I've managed to find the expected value and variance of $Y_n$ by constructing $Y_i=X_iX_{i+1}$ for all $1 \le i \le n-1$, with $X_i$ is $Ber(\frac{1}{2})$ (so $Y_n = \sum^{n-1}_{i=1}Y_i)$. I've come up with:
$$ \mathbb E\left[Y_n\right] = \frac{n-1}{4} $$
$$ Var(Y_n) = \frac{5n-7}{16}$$
But I'm at really not sure how to approach this. I think I'm supposed to use one of the known upper bounds (we've seen Markov's, Chebyshev's, Chernoff's and Hoeffding's inequalities) but I'm not sure how. Any help would be appreciated.
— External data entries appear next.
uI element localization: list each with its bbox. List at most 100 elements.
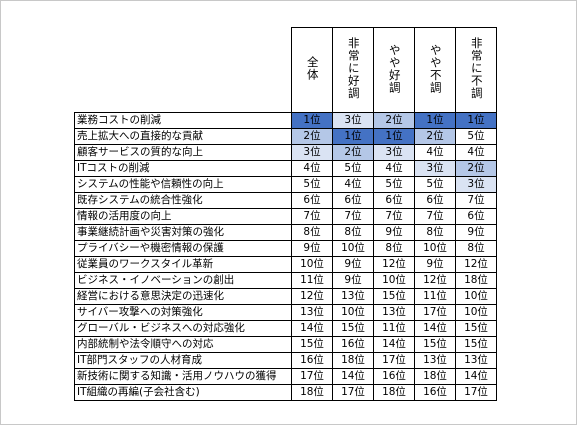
table-row: プライバシーや機密情報の保護 9位 10位 8位 10位 8位: [74, 240, 497, 257]
table-row: 既存システムの統合性強化 6位 6位 6位 6位 7位: [74, 192, 497, 209]
rank-cell: 17位: [455, 384, 497, 401]
rank-cell: 3位: [414, 160, 456, 177]
rank-cell: 18位: [291, 384, 333, 401]
table-row: システムの性能や信頼性の向上 5位 4位 5位 5位 3位: [74, 176, 497, 193]
rank-cell: 7位: [332, 208, 374, 225]
rank-cell: 4位: [414, 144, 456, 161]
table-row: 顧客サービスの質的な向上 3位 2位 3位 4位 4位: [74, 144, 497, 161]
rank-cell: 12位: [455, 256, 497, 273]
rank-cell: 18位: [455, 272, 497, 289]
rank-cell: 13位: [332, 288, 374, 305]
rank-cell: 14位: [291, 320, 333, 337]
table-row: IT組織の再編(子会社含む) 18位 17位 18位 16位 17位: [74, 384, 497, 401]
rank-cell: 2位: [414, 128, 456, 145]
row-label: IT組織の再編(子会社含む): [74, 384, 292, 401]
rank-cell: 10位: [414, 240, 456, 257]
rank-cell: 3位: [332, 112, 374, 129]
header-row: 全体 非常に好調 やや好調 やや不調 非常に不調: [74, 27, 497, 113]
rank-cell: 1位: [414, 112, 456, 129]
rank-cell: 16位: [332, 336, 374, 353]
rank-cell: 13位: [373, 304, 415, 321]
rank-cell: 9位: [414, 256, 456, 273]
rank-cell: 8位: [373, 240, 415, 257]
rank-cell: 18位: [332, 352, 374, 369]
rank-cell: 12位: [291, 288, 333, 305]
row-label: 情報の活用度の向上: [74, 208, 292, 225]
rank-cell: 12位: [373, 256, 415, 273]
row-label: 顧客サービスの質的な向上: [74, 144, 292, 161]
rank-cell: 10位: [332, 304, 374, 321]
rank-cell: 7位: [291, 208, 333, 225]
column-header-label: やや好調: [387, 43, 402, 94]
row-label: 既存システムの統合性強化: [74, 192, 292, 209]
row-label: ITコストの削減: [74, 160, 292, 177]
rank-cell: 5位: [291, 176, 333, 193]
rank-cell: 11位: [373, 320, 415, 337]
rank-cell: 8位: [332, 224, 374, 241]
column-header: やや不調: [414, 27, 456, 113]
rank-cell: 5位: [455, 128, 497, 145]
rank-cell: 5位: [373, 176, 415, 193]
rank-cell: 4位: [373, 160, 415, 177]
rank-cell: 9位: [332, 256, 374, 273]
rank-cell: 2位: [373, 112, 415, 129]
column-header-label: 全体: [305, 56, 320, 81]
ranking-table: 全体 非常に好調 やや好調 やや不調 非常に不調 業務コストの削減 1位 3位 2位 1…: [74, 27, 497, 401]
rank-cell: 1位: [332, 128, 374, 145]
row-label: 内部統制や法令順守への対応: [74, 336, 292, 353]
rank-cell: 4位: [455, 144, 497, 161]
rank-cell: 15位: [332, 320, 374, 337]
row-label: グローバル・ビジネスへの対応強化: [74, 320, 292, 337]
rank-cell: 1位: [373, 128, 415, 145]
rank-cell: 5位: [332, 160, 374, 177]
rank-cell: 17位: [373, 352, 415, 369]
rank-cell: 5位: [414, 176, 456, 193]
rank-cell: 14位: [373, 336, 415, 353]
rank-cell: 8位: [455, 240, 497, 257]
rank-cell: 18位: [414, 368, 456, 385]
rank-cell: 3位: [291, 144, 333, 161]
column-header-label: 非常に不調: [469, 37, 484, 100]
rank-cell: 8位: [291, 224, 333, 241]
rank-cell: 8位: [414, 224, 456, 241]
column-header: 非常に不調: [455, 27, 497, 113]
rank-cell: 4位: [332, 176, 374, 193]
row-label: IT部門スタッフの人材育成: [74, 352, 292, 369]
rank-cell: 6位: [414, 192, 456, 209]
rank-cell: 14位: [414, 320, 456, 337]
table-row: 内部統制や法令順守への対応 15位 16位 14位 15位 15位: [74, 336, 497, 353]
rank-cell: 6位: [332, 192, 374, 209]
rank-cell: 9位: [332, 272, 374, 289]
table-row: 業務コストの削減 1位 3位 2位 1位 1位: [74, 112, 497, 129]
rank-cell: 17位: [414, 304, 456, 321]
column-header-label: 非常に好調: [346, 37, 361, 100]
rank-cell: 16位: [291, 352, 333, 369]
table-row: 新技術に関する知識・活用ノウハウの獲得 17位 14位 16位 18位 14位: [74, 368, 497, 385]
row-label: 従業員のワークスタイル革新: [74, 256, 292, 273]
rank-cell: 7位: [414, 208, 456, 225]
row-label: 新技術に関する知識・活用ノウハウの獲得: [74, 368, 292, 385]
column-header-label: やや不調: [428, 43, 443, 94]
rank-cell: 3位: [373, 144, 415, 161]
table-row: 従業員のワークスタイル革新 10位 9位 12位 9位 12位: [74, 256, 497, 273]
rank-cell: 2位: [291, 128, 333, 145]
rank-cell: 15位: [291, 336, 333, 353]
rank-cell: 14位: [332, 368, 374, 385]
rank-cell: 16位: [373, 368, 415, 385]
rank-cell: 4位: [291, 160, 333, 177]
rank-cell: 11位: [291, 272, 333, 289]
rank-cell: 12位: [414, 272, 456, 289]
header-corner: [74, 27, 292, 113]
rank-cell: 17位: [291, 368, 333, 385]
table-row: 経営における意思決定の迅速化 12位 13位 15位 11位 10位: [74, 288, 497, 305]
rank-cell: 16位: [414, 384, 456, 401]
rank-cell: 14位: [455, 368, 497, 385]
rank-cell: 9位: [455, 224, 497, 241]
row-label: プライバシーや機密情報の保護: [74, 240, 292, 257]
rank-cell: 10位: [332, 240, 374, 257]
column-header: やや好調: [373, 27, 415, 113]
rank-cell: 1位: [291, 112, 333, 129]
rank-cell: 18位: [373, 384, 415, 401]
row-label: 売上拡大への直接的な貢献: [74, 128, 292, 145]
rank-cell: 15位: [414, 336, 456, 353]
 A: It would be tempting to use SLLN, but unfortunately, we cannot since the random variables $X_i X_{i+1}$ are not independent. However, with a small trick, we can make this approach work. Let $U_i = X_{2i-1} X_{2i}$ and $V_i = X_{2i} X_{2i+1}$ for $i\in \mathbb{N}$. Now notice that we can write
$$Y_n = \sum_{i=1}^{\left\lceil (n-1)/2\right\rceil}U_i + \sum_{i=1}^{\lfloor (n-1)/2 \rfloor} V_i$$
Denote $S_n = \sum_{i=1}^n U_i$ and $T_n = \sum_{i=1}^n V_i$. From SLLN both $\frac{S_n}{n} \to \frac{1}{4}$ and $\frac{T_n}{n} \to \frac{1}{4}$ a.s. because the families $\{U_n\}$ and $\{V_n\}$ are i.i.d. Finally, write
$$\frac{Y_n}{n} = \frac{\lceil (n-1)/2 \rceil}{n}\cdot \frac{S_{\lceil (n-1)/2 \rceil}}{\lceil (n-1)/2 \rceil} + \frac{\lfloor (n-1)/2 \rfloor}{n}\cdot \frac{T_{\lfloor (n-1)/2 \rfloor}}{\lfloor (n-1)/2 \rfloor}$$ and take the limit as $n\to \infty$ to get
$$\lim_{n\to \infty} \frac{Y_n}{n}=\frac{1}{2}\cdot \frac{1}{4} + \frac{1}{2}\cdot \frac{1}{4} = \frac{1}{4} \;\; \text{a.s.}$$
Because almost sure convergence implies convergence in probability we also have $\frac{Y_n}{n} \xrightarrow{p}\frac{1}{4}$.